Arundene Lane Horticulture

Arundene Lane was developed away from the Common and has grown from the 19th century development of horticulture by Christopher Walker at what was then Arun Bank. Walker sold off plots to incomers at Sunnyside, Arundene Orchard and at Snowdrift/Strawberry Gardens opposite the pub where the old windpump still stands. A fruit farm and school was later set up by the owner of Rudgwick Grange, Admiral Goodridge. Barnsfold Nurseries evolved from the eventual demise of these businesses. Sunnyside glasshouses are now used by this thriving business. Newbridge Nurseries at Broadbridge Heath are their retail outlet. The business with its ancillary glasshouses, yards and storage areas together with associated houses have been added to by the erection of several residential properties including Arun Cottage (by Goodridge) and recently Arundene Orchard. The area in proximity to the Mucky Duck is a secondary cluster in the loose-knit settlement of Tisman’s Common.

The development of nurseries in the Arundene area has had the potential to spoil the environment but Barnsfold in particular is well-screened and uses hedging to good effect. This whole area has been developed in a piecemeal way on large plots set back from the road, so needs careful planning to avoid becoming overdeveloped and out of character, especially towards the end of the built up part of Arundene Lane. In contrast to modern chalet bungalows at Barnsfold Nursery, the nearby property called Farriers is especially distinctive as it retains the outbuildings of the former smithy.

Conclusion

In conclusion, the primary cluster of houses is linear, from Woodfalls and Exfold on Loxwood Road to Tisman’s Crossways at Hornshill Lane, taking in most of the historic buildings and infilling of later ones. This is perhaps the most tranquil area in Rudgwick, given the considerable number of houses along its lanes. It includes the tiny church but has had no shop for many years. Building materials are mainly brick with tile hanging. Only one or two ‘cameo’ appearances of timber-framing occur, most obviously at Barnsfold Farm, with other older houses timber-framing hidden under brick and hung tiles, including the oldest, Swains Cottage. Only two houses (Swains Cottage and Little Swains) have Horsham stone roofs, but not far away there are other examples at Hale Farm and The Redhouse. Roofs are nearly all in traditional clay tiles. Gravel Pits is unusual, built partly in stone.

One unusual feature is that many houses have tile hanging right to the ground. It may be found on a row of post-enclosure properties along the road from Exfold to the Crossways (e.g. 1-4 Highview Cottages, Lilac Cottage and Well Cottage, all semi-detached) and on Arun Cottage in Arundene Lane.

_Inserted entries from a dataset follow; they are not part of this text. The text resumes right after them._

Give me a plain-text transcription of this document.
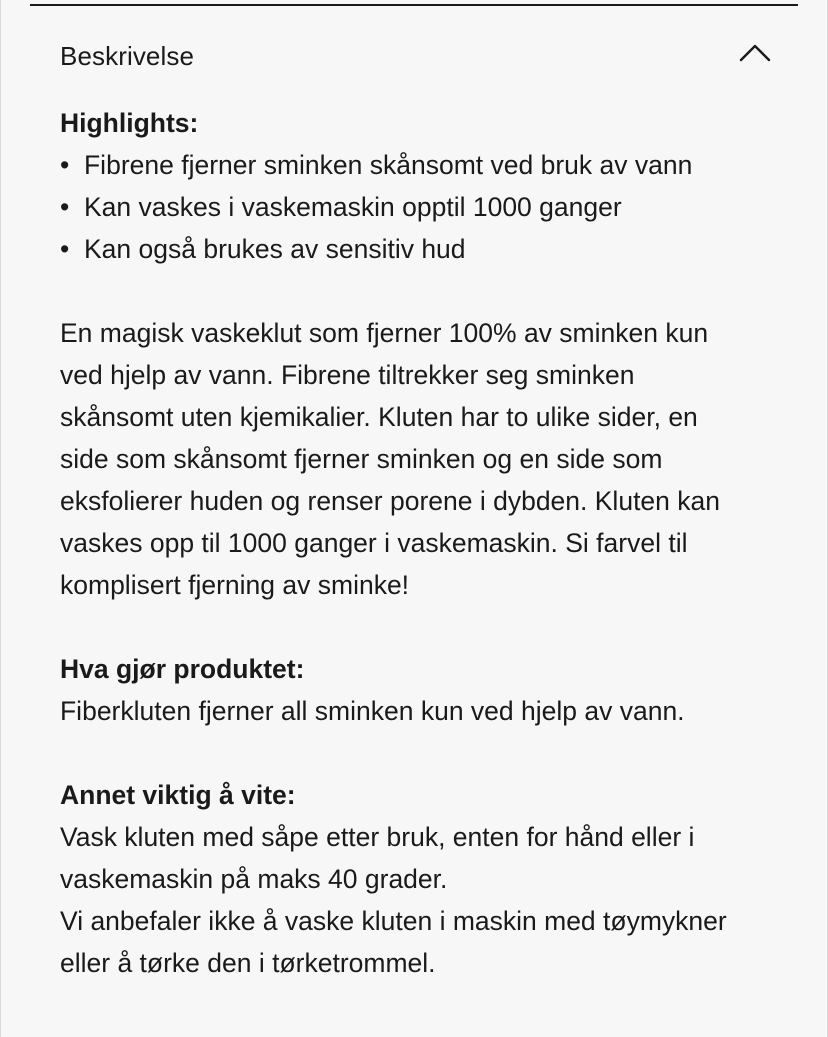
Beskrivelse

Highlights:

• Fibrene fjerner sminken skånsomt ved bruk av vann
• Kan vaskes i vaskemaskin opptil 1000 ganger
• Kan også brukes av sensitiv hud
En magisk vaskeklut som fjerner 100% av sminken kun
ved hjelp av vann. Fibrene tiltrekker seg sminken
skånsomt uten kjemikalier. Kluten har to ulike sider, en
side som skånsomt fjerner sminken og en side som
eksfolierer huden og renser porene i dybden. Kluten kan
vaskes opp til 1000 ganger i vaskemaskin. Si farvel til
komplisert fjerning av sminke!

Hva gjør produktet:

Fiberkluten fjerner all sminken kun ved hjelp av vann.

Annet viktig å vite:

Vask kluten med såpe etter bruk, enten for hånd eller i
vaskemaskin på maks 40 grader.
Vi anbefaler ikke å vaske kluten i maskin med tøymykner
eller å tørke den i tørketrommel.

There are a few properties built in a variety of periods and styles during the 20th century. Some are on Pig Lane next to Old House (Meadow View, Willow Cottage, and Westland), Some are near the Crossways, such as 3-4 Crossways Cottages and another pair on Barnsfold Lane, which are also open to the road and out of keeping with the adjacent older houses. These were tied houses for Tismans’ Farm. Fortunately there are not too many overall to alter the character of this unique ‘common’. In keeping with its 19th century history of housing mainly agricultural labourers two families to a cottage, there are a number of semi-detached houses, including some already mentioned and 1-7 The Riddens (there is no number 3, the reason too complicated to explain here!) on Loxwood Road.

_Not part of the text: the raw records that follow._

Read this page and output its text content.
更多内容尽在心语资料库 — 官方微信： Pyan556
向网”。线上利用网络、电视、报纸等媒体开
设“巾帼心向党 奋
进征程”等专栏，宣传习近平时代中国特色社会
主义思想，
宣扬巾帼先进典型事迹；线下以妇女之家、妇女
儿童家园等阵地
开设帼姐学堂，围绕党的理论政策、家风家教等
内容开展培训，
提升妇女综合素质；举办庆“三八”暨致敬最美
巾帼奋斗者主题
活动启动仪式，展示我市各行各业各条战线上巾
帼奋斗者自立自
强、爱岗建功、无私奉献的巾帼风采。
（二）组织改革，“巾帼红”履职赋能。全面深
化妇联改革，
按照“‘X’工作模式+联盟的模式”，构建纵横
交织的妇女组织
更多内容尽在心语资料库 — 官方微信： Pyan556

Tisman’s Common is a mix of hedged and ditched poorly drained grassland fields and houses of widely differing ages and styles set in small clusters in a loose-knit pattern in a network of narrow lanes carrying relatively little traffic, and a fascinating history of enclosure and allotments of land for farming or building. It has its own pub and small church, but has lost its only shop. There is little employment apart from the nurseries. It is a unique settlement with no clear focus, distinct from, yet part of Rudgwick, and close to its near neighbour Bucks Green.